During the years of making Touched by an Angel in Salt Lake City, I often went to Primary Children’s Hospital to visit the kids there. Once, around Christmas, I saw a family coming out of one of the rooms. There was no question what they had experienced. You could feel the grief gust down the hall. The mother looked at me and gasped.
“Monica,” she said. “I prayed an angel would come for my baby. Here you are.”
I stiffened. Monica was the angel I played on television. I was just Roma. I wasn’t an angel! I didn’t know what to say. I just held this grieving woman and prayed with her.
Later, I called Della. “I didn’t know what to say. I was afraid to appear to be something I’m not.”
“Baby, I don’t understand what you’re so upset about.”
“She thought God had sent an angel.”
Della replied, “And who said he didn’t?” She paused. “That woman didn’t need an actress, baby. She needed an angel. And if we are going to be used in this series for his highest good, then we need to get out of the way.”
Della was the first person I called whenever I needed anything, and I only hoped I could be that for her. One day, I was rehearsing a scene when I heard a commotion offset. Someone rushed up and said, “Roma, Della needs you.”
I ran to her trailer. She was crying, incoherent. I tried to calm her down. “She’s gone, she’s gone,” she cried out.
I managed to piece together that Della’s only daughter had died very suddenly. As with my mother’s death, there was no warning, no chance to prepare.
I knew Della needed to get home to Los Angeles to her husband, Franklin. We rushed to a car to head to the airport. I rolled down the window and called to a production assistant, “Please have someone grab my purse and some shoes and bring them to the airport.” I was still in my white angel costume with no shoes on.
Della looked at me sadly and took my hand in hers. “I don’t want to talk.” She gazed out the window.
“That’s okay,” I said.
At the airport, the assistant brought me my purse, ID and shoes. I bought tickets for Della and me. I didn’t want her to have to talk to anyone. I was like a guard dog, protecting my mama.
There was a moment during the flight when she finally fell asleep and I could feel the tension leave her body. I squeezed her hand and prayed that God would give her strength and comfort.
In L.A., I walked her down the jetway to the gate. Franklin was waiting. “Daddy,” she said and fell into his arms. My job was done. A few months later, Della and I were taking a walk on the beach. She looked out at the ocean and said, “God is wonderful, isn’t he?” I nodded. “Really, baby, I did not know until now how wonderful he is. You see, he brought me into your life because you needed a mama, didn’t he?” I nodded. “But, baby,” she said softly, “I didn’t know he was bringing you into my life because I was going to need a baby girl....”

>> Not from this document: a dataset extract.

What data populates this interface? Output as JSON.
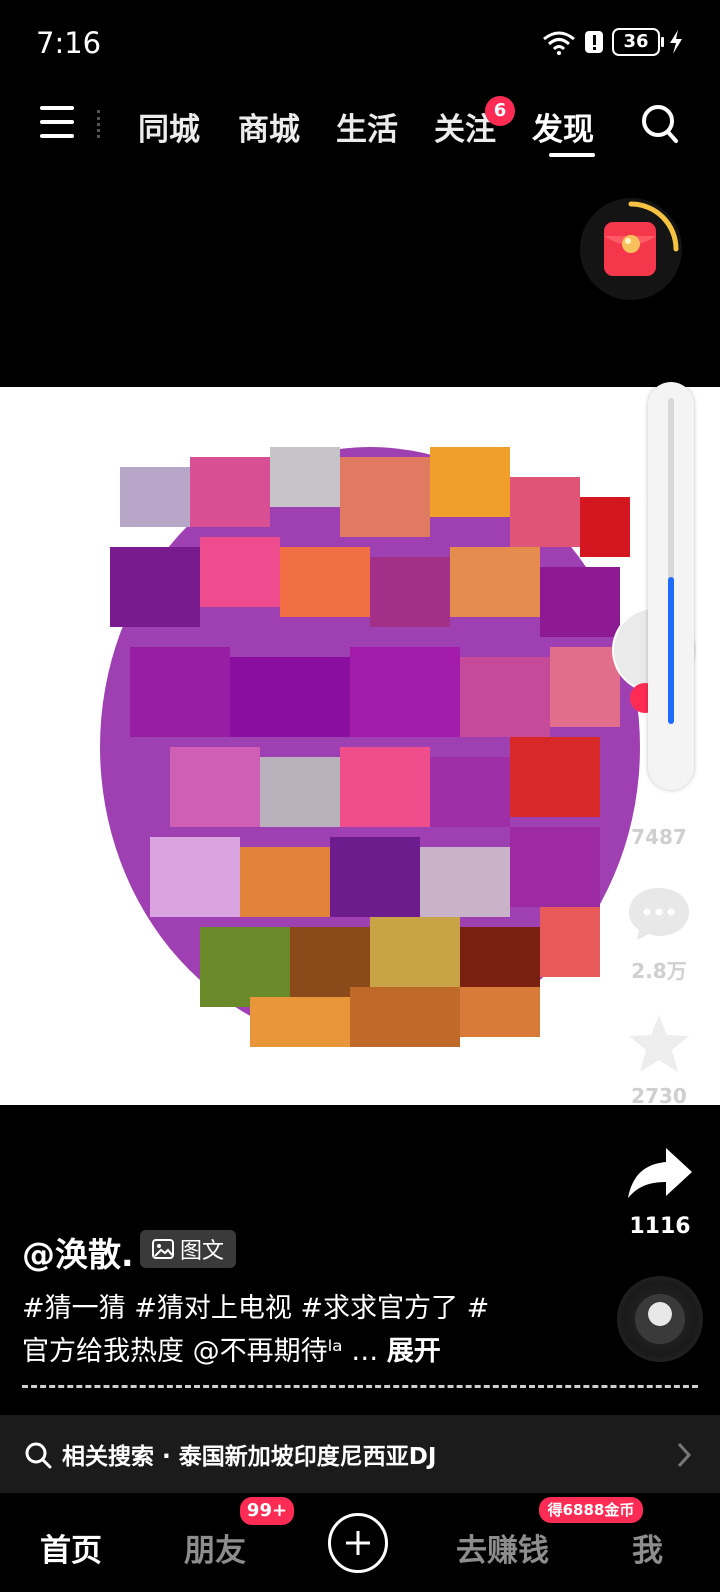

We became inseparable. She was my daughter Reilly’s godmother. At the christening, she lifted my baby heavenward and said, “As long as there is breath in my body, I will always stand up for this child.” She was present for every milestone, and last November I was able to be present for her at the end.
For those last two weeks, I visited her at home on hospice care. She didn’t speak, but I held her hand as I had on that plane ride to L.A. I thought of how my mother would sing me her favorite song, “You’ll Never Walk Alone,” from Carousel. How similar the words were to the song Della sang at the beginning of each Touched by an Angel: “When you walk from this place / And you gotta go to meet Him face-to-face / Take my hand and I will walk with you….”
She did, I did, we did to the end.
Adapted from Box of Butterflies by Roma Downey, published by Howard Books.